Refugee and migrant children stuck in Greece face double crisis

26 August 2016

ATHENS/GENEVA 26 August 2016 – With the sudden increase of arrivals, hundreds more refugee and migrant children are becoming stranded in Greece with critical needs such as education and protection, says UNICEF.

More people arrived in the first three weeks of August than all of July 2016 (1,920 for July; 2,289 as of 24 August). This new influx comes at a time when Greece is struggling to cope with a strained welfare system due to the ongoing economic crisis, leaving refugee and migrant children facing a double crisis. In total, children make up nearly 40 per cent of the current stranded population.

“There is a real sense in Greece of refugee families just waiting – waiting for their asylum request to be processed, a decision to relocate elsewhere in Europe, waiting for proper schooling and playgrounds for their children, proper housing, simply waiting to know what their future will be,” said Laurent Chapuis, UNICEF’s Coordinator for the Refugee & Migrant response in Greece.

For children this waiting is an eternity - many from conflict torn countries like Syria, Afghanistan and Iraq have missed out entirely on education or lost years of schooling and are held back yet again.

“Education is a one of the most powerful ways to protect children from all forms of violence,” added Mr Chapuis. “This means we need to all join forces to boost Government’s efforts to get children back to school in September.”

Recent reports of sexual abuse, violence, and neglect are an indication of unsuitable living conditions and weakened child protection mechanisms. An overstretched public service has also compounded the risks for refugee and migrant children.

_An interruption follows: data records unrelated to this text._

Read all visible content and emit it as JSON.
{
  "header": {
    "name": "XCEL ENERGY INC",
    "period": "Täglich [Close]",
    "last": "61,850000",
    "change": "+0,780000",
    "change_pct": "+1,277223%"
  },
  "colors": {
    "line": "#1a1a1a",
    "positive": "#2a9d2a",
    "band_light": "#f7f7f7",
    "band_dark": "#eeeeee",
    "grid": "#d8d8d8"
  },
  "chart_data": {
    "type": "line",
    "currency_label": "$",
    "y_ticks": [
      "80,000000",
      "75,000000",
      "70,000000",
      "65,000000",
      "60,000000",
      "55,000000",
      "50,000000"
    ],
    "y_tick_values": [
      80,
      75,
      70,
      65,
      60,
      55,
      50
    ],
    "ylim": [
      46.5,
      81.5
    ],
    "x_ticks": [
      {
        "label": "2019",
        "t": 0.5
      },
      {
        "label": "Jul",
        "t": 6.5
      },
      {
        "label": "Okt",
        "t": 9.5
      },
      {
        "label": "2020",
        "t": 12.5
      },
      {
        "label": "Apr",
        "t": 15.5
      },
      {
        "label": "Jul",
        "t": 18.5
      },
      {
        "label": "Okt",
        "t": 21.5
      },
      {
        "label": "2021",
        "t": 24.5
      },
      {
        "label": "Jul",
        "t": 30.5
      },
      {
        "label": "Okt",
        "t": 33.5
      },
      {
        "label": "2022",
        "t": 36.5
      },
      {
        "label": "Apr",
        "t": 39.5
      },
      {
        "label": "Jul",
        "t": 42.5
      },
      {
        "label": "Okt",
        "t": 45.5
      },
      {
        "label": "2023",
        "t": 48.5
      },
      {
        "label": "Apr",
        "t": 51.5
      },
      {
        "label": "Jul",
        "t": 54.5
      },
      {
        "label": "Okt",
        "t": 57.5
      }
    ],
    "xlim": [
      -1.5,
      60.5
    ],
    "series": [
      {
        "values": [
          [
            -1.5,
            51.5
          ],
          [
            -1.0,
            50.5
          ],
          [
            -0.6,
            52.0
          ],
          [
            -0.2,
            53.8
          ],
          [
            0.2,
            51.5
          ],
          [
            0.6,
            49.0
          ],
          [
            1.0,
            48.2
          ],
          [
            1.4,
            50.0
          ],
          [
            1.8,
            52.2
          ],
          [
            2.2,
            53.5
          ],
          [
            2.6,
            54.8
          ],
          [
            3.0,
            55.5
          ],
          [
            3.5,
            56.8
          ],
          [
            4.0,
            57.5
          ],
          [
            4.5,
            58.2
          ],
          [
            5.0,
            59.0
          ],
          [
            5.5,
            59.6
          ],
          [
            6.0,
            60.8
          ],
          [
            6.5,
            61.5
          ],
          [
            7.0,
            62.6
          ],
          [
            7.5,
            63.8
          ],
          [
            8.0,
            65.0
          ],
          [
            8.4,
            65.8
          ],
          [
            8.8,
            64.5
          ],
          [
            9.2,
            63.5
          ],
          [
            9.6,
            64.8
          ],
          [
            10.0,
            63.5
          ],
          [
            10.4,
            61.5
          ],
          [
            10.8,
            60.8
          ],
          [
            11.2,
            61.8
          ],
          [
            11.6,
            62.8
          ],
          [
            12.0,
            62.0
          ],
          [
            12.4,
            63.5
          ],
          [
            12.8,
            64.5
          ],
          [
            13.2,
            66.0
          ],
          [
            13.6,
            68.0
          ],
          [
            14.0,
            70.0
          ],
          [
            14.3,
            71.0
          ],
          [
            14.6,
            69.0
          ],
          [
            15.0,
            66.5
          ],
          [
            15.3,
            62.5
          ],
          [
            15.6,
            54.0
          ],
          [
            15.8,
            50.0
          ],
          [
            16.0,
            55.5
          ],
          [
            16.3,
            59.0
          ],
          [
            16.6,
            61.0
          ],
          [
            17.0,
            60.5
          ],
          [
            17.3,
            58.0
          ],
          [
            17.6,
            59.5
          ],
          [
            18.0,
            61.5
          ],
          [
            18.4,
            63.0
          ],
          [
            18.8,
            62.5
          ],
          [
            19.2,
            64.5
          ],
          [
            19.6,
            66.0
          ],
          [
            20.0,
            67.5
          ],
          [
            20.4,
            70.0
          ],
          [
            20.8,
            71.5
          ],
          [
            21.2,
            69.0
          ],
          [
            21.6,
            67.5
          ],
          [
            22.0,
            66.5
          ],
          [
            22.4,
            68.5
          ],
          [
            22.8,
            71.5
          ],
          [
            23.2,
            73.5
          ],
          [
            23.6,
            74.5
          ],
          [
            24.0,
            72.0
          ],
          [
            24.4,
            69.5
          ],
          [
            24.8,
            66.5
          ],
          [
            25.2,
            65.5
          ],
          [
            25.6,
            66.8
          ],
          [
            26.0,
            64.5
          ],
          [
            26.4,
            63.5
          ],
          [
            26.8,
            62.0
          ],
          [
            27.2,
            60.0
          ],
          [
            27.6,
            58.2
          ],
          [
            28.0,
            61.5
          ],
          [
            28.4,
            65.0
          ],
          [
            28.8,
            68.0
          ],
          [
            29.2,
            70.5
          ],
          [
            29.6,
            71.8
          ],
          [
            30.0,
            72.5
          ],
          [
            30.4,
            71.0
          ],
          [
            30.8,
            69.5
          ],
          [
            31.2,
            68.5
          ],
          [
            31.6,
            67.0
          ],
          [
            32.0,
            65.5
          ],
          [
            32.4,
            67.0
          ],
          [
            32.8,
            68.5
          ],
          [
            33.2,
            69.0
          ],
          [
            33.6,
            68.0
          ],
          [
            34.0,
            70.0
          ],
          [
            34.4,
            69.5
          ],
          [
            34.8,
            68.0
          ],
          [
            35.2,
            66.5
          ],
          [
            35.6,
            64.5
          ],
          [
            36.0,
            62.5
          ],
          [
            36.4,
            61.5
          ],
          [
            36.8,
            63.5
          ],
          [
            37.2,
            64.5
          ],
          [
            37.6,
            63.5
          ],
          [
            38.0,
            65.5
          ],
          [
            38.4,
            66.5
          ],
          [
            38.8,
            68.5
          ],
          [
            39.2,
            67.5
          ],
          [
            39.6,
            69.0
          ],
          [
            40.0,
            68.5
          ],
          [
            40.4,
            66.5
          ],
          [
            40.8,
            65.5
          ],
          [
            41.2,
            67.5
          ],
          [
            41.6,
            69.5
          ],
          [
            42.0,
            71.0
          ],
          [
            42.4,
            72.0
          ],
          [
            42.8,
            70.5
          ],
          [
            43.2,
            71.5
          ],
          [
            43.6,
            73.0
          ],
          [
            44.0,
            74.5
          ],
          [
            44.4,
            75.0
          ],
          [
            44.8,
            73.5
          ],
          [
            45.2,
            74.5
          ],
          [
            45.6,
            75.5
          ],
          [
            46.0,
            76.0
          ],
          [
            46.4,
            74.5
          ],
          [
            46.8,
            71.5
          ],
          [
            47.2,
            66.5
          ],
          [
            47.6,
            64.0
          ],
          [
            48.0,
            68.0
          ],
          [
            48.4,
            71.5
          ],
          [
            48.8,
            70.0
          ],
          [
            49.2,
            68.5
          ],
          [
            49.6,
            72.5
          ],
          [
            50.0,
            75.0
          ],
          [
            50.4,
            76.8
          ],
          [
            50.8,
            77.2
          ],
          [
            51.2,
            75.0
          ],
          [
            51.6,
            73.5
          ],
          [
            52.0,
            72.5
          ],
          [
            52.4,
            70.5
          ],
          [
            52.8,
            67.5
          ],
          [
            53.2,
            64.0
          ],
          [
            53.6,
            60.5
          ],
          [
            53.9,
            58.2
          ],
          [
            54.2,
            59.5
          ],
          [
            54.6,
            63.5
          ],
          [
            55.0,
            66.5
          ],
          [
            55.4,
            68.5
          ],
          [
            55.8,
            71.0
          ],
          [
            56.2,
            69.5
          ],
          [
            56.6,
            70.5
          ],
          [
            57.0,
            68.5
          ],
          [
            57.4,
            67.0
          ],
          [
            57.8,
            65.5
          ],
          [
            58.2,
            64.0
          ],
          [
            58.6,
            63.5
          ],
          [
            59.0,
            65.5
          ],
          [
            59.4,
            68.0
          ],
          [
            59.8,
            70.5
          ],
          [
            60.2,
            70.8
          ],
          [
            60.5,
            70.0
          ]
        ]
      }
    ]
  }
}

There are almost 27,500 children stranded in Greece and the number continues to rise. There are at least 2,250 unaccompanied children in Greece yet only a third stays in formal shelters. Despite the continued efforts of the Government and partners, the need for temporary accommodation, child protection services and schooling remain acute.

Getting children into education is a key priority for UNICEF and its partners in Greece, especially in the light of recent reports of children at risk. UNICEF has been supporting learning and recreational activities for refugee children in Skaramangas camp, near Athens, with the Greek NGO Piraeus Open School for Immigrants, as well as providing 11 container classrooms. UNICEF education programmes are being scaled up beyond Attica to other camps, targeting at least 5,000 children by the end of the year and working with the Ministry of Education to help integrate refugee children into the Greek education system.